O nome escolhido pela legenda para substituir o do ex-técnico foi o de Carlos Amastha, ex-prefeito de Palmas.

Em uma "carta aberta ao povo tocantinense", Luxemburgo disse que nunca foi chamado para discutir mudanças nas chapas majoritária ou proporcional e que não sabe "em que momento a minha candidatura ao Senado começou a ser descartada". Segundo ele, a possibilidade de alteração no quadro não foi pautada no diálogo e, sim, na pressão para que declinasse da candidatura.
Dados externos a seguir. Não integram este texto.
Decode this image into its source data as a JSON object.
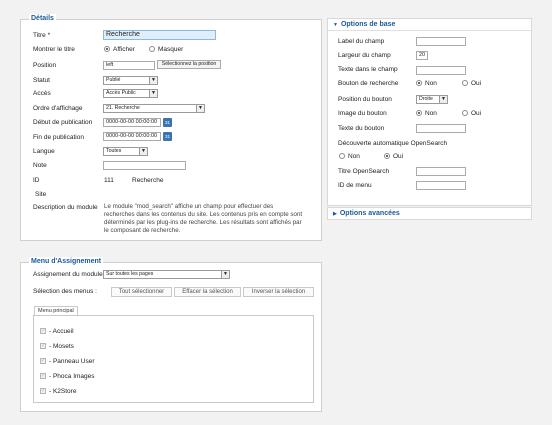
{
  "details": {
    "legend": "Détails",
    "title_label": "Titre *",
    "title_value": "Recherche",
    "show_title_label": "Montrer le titre",
    "show_title_on": "Afficher",
    "show_title_off": "Masquer",
    "position_label": "Position",
    "position_value": "left",
    "position_button": "Sélectionnez la position",
    "status_label": "Statut",
    "status_value": "Publié",
    "access_label": "Accès",
    "access_value": "Accès Public",
    "order_label": "Ordre d'affichage",
    "order_value": "21. Recherche",
    "publish_up_label": "Début de publication",
    "publish_up_value": "0000-00-00 00:00:00",
    "publish_down_label": "Fin de publication",
    "publish_down_value": "0000-00-00 00:00:00",
    "language_label": "Langue",
    "language_value": "Toutes",
    "note_label": "Note",
    "note_value": "",
    "id_label": "ID",
    "id_value": "111",
    "module_name": "Recherche",
    "site_label": "Site",
    "description_label": "Description du module",
    "description_text": "Le module \"mod_search\" affiche un champ pour effectuer des recherches dans les contenus du site. Les contenus pris en compte sont déterminés par les plug-ins de recherche. Les résultats sont affichés par le composant de recherche.",
    "calendar_icon_text": "31"
  },
  "assignment": {
    "legend": "Menu d'Assignement",
    "module_assignment_label": "Assignement du module",
    "module_assignment_value": "Sur toutes les pages",
    "menu_selection_label": "Sélection des menus :",
    "select_all": "Tout sélectionner",
    "clear_selection": "Effacer la sélection",
    "invert_selection": "Inverser la sélection",
    "tab_main_menu": "Menu principal",
    "items": [
      "- Accueil",
      "- Mosets",
      "- Panneau User",
      "- Phoca Images",
      "- K2Store"
    ]
  },
  "basic_options": {
    "header": "Options de base",
    "field_label": "Label du champ",
    "field_label_value": "",
    "field_width": "Largeur du champ",
    "field_width_value": "20",
    "field_text": "Texte dans le champ",
    "field_text_value": "",
    "search_button": "Bouton de recherche",
    "no": "Non",
    "yes": "Oui",
    "button_position": "Position du bouton",
    "button_position_value": "Droite",
    "button_image": "Image du bouton",
    "button_text": "Texte du bouton",
    "button_text_value": "",
    "opensearch_discovery": "Découverte automatique OpenSearch",
    "opensearch_title": "Titre OpenSearch",
    "opensearch_title_value": "",
    "menu_id": "ID de menu",
    "menu_id_value": ""
  },
  "advanced_options": {
    "header": "Options avancées"
  },
  "colors": {
    "accent": "#1b5a98",
    "title_input_bg": "#dfeefb"
  }
}
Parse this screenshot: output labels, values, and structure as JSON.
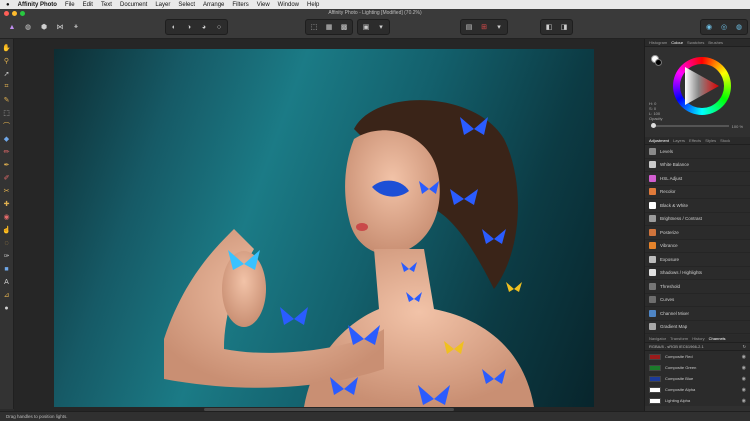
{
  "menubar": {
    "app_name": "Affinity Photo",
    "menus": [
      "File",
      "Edit",
      "Text",
      "Document",
      "Layer",
      "Select",
      "Arrange",
      "Filters",
      "View",
      "Window",
      "Help"
    ]
  },
  "window": {
    "title": "Affinity Photo - Lighting [Modified] (70.2%)"
  },
  "panels": {
    "top_tabs": [
      "Histogram",
      "Colour",
      "Swatches",
      "Brushes"
    ],
    "active_top_tab": "Colour",
    "color": {
      "h_label": "H: 0",
      "s_label": "S: 0",
      "l_label": "L: 100",
      "opacity_label": "Opacity",
      "opacity_value": "100 %"
    },
    "mid_tabs": [
      "Adjustment",
      "Layers",
      "Effects",
      "Styles",
      "Stock"
    ],
    "active_mid_tab": "Adjustment",
    "adjustments": [
      {
        "label": "Levels",
        "color": "#8a8a8a"
      },
      {
        "label": "White Balance",
        "color": "#c9c9c9"
      },
      {
        "label": "HSL Adjust",
        "color": "#d25ed0"
      },
      {
        "label": "Recolor",
        "color": "#e07a3a"
      },
      {
        "label": "Black & White",
        "color": "#ffffff"
      },
      {
        "label": "Brightness / Contrast",
        "color": "#9b9b9b"
      },
      {
        "label": "Posterize",
        "color": "#d0743c"
      },
      {
        "label": "Vibrance",
        "color": "#e5832b"
      },
      {
        "label": "Exposure",
        "color": "#bdbdbd"
      },
      {
        "label": "Shadows / Highlights",
        "color": "#e0e0e0"
      },
      {
        "label": "Threshold",
        "color": "#777777"
      },
      {
        "label": "Curves",
        "color": "#6e6e6e"
      },
      {
        "label": "Channel Mixer",
        "color": "#4f86c6"
      },
      {
        "label": "Gradient Map",
        "color": "#a8a8a8"
      }
    ],
    "bottom_tabs": [
      "Navigator",
      "Transform",
      "History",
      "Channels"
    ],
    "active_bottom_tab": "Channels",
    "channels_header": "RGBA/8 - sRGB IEC61966-2.1",
    "channels": [
      {
        "label": "Composite Red",
        "color": "#9a1b1b"
      },
      {
        "label": "Composite Green",
        "color": "#1b7a2a"
      },
      {
        "label": "Composite Blue",
        "color": "#1b3a9a"
      },
      {
        "label": "Composite Alpha",
        "color": "#ffffff"
      },
      {
        "label": "Lighting Alpha",
        "color": "#ffffff"
      }
    ]
  },
  "status": {
    "text": "Drag handles to position lights."
  }
}
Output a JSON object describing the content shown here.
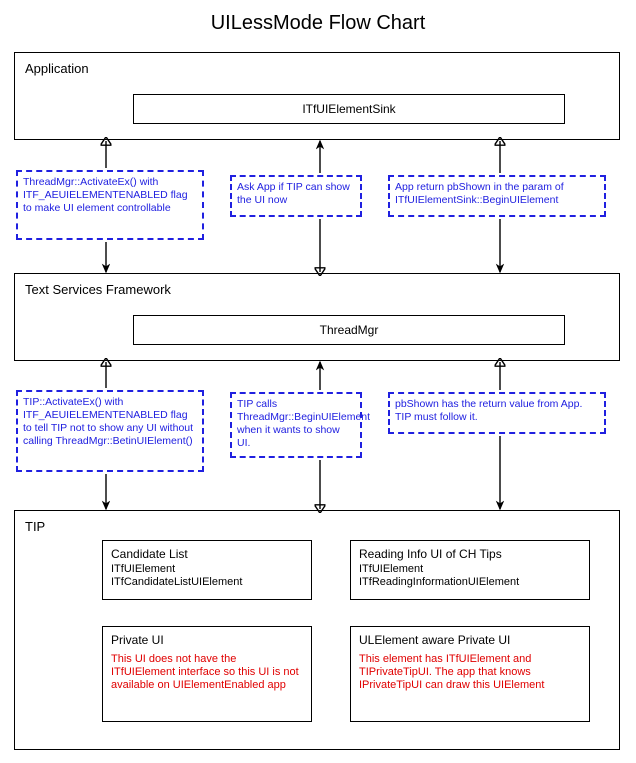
{
  "chart_data": {
    "type": "diagram",
    "title": "UILessMode Flow Chart",
    "nodes": [
      {
        "id": "application",
        "type": "container",
        "label": "Application",
        "children": [
          "itfuielementsink"
        ]
      },
      {
        "id": "itfuielementsink",
        "type": "box",
        "label": "ITfUIElementSink"
      },
      {
        "id": "tsf",
        "type": "container",
        "label": "Text Services Framework",
        "children": [
          "threadmgr"
        ]
      },
      {
        "id": "threadmgr",
        "type": "box",
        "label": "ThreadMgr"
      },
      {
        "id": "tip",
        "type": "container",
        "label": "TIP",
        "children": [
          "candidate",
          "reading",
          "private",
          "ulelement"
        ]
      },
      {
        "id": "candidate",
        "type": "box",
        "label": "Candidate List",
        "sub": [
          "ITfUIElement",
          "ITfCandidateListUIElement"
        ]
      },
      {
        "id": "reading",
        "type": "box",
        "label": "Reading Info UI of CH Tips",
        "sub": [
          "ITfUIElement",
          "ITfReadingInformationUIElement"
        ]
      },
      {
        "id": "private",
        "type": "box",
        "label": "Private UI",
        "note": "This UI does not have the ITfUIElement interface so this UI is not available on UIElementEnabled app"
      },
      {
        "id": "ulelement",
        "type": "box",
        "label": "ULElement aware Private UI",
        "note": "This element has ITfUIElement and TIPrivateTipUI. The app that knows IPrivateTipUI can draw this UIElement"
      }
    ],
    "edges": [
      {
        "from": "application",
        "to": "tsf",
        "label": "ThreadMgr::ActivateEx() with ITF_AEUIELEMENTENABLED flag to make UI element controllable",
        "direction": "down"
      },
      {
        "from": "tsf",
        "to": "application",
        "label": "Ask App if TIP can show the UI now",
        "direction": "up"
      },
      {
        "from": "application",
        "to": "tsf",
        "label": "App return pbShown in the param of ITfUIElementSink::BeginUIElement",
        "direction": "down"
      },
      {
        "from": "tsf",
        "to": "tip",
        "label": "TIP::ActivateEx() with ITF_AEUIELEMENTENABLED flag to tell TIP not to show any UI without calling ThreadMgr::BetinUIElement()",
        "direction": "down"
      },
      {
        "from": "tip",
        "to": "tsf",
        "label": "TIP calls ThreadMgr::BeginUIElement when it wants to show UI.",
        "direction": "up"
      },
      {
        "from": "tsf",
        "to": "tip",
        "label": "pbShown has the return value from App. TIP must follow it.",
        "direction": "down"
      }
    ]
  },
  "title": "UILessMode Flow Chart",
  "app": {
    "label": "Application",
    "inner": "ITfUIElementSink"
  },
  "tsf": {
    "label": "Text Services Framework",
    "inner": "ThreadMgr"
  },
  "tip": {
    "label": "TIP"
  },
  "notes": {
    "n1": "ThreadMgr::ActivateEx() with ITF_AEUIELEMENTENABLED flag to make UI element controllable",
    "n2": "Ask App if TIP can show the UI now",
    "n3": "App return pbShown in the param of ITfUIElementSink::BeginUIElement",
    "n4": "TIP::ActivateEx() with ITF_AEUIELEMENTENABLED flag to tell TIP not to show any UI without calling ThreadMgr::BetinUIElement()",
    "n5": "TIP calls ThreadMgr::BeginUIElement when it wants to show UI.",
    "n6": "pbShown has the return value from App. TIP must follow it."
  },
  "tipboxes": {
    "cand": {
      "title": "Candidate List",
      "l1": "ITfUIElement",
      "l2": "ITfCandidateListUIElement"
    },
    "read": {
      "title": "Reading Info UI of CH Tips",
      "l1": "ITfUIElement",
      "l2": "ITfReadingInformationUIElement"
    },
    "priv": {
      "title": "Private UI",
      "note": "This UI does not have the ITfUIElement interface so this UI is not available on UIElementEnabled app"
    },
    "ule": {
      "title": "ULElement aware Private UI",
      "note": "This element has ITfUIElement and TIPrivateTipUI. The app that knows IPrivateTipUI can draw this UIElement"
    }
  }
}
"Não fui convidado a participar dos diálogos e fui isolado pela presidência. Como complemento à postura ditatorial, vimos a mudança de delegados nas últimas horas e o impedimento do uso da fala para defender a candidatura na convenção, num processo completamente antidemocrático". 

O ex-técnico também garantiu não ter apego ao cargo de Senador, e que concorreria a outra vaga sem problemas. No entanto, considerou que a condução da situação se deu a partir de "uma postura ditatorial e rasteira".

O presidente do partido, Carlos Siqueira, disse que estas são disputas naturais da "vida democrática". "Pelo que sei a convenção foi realizada de forma regular", disse.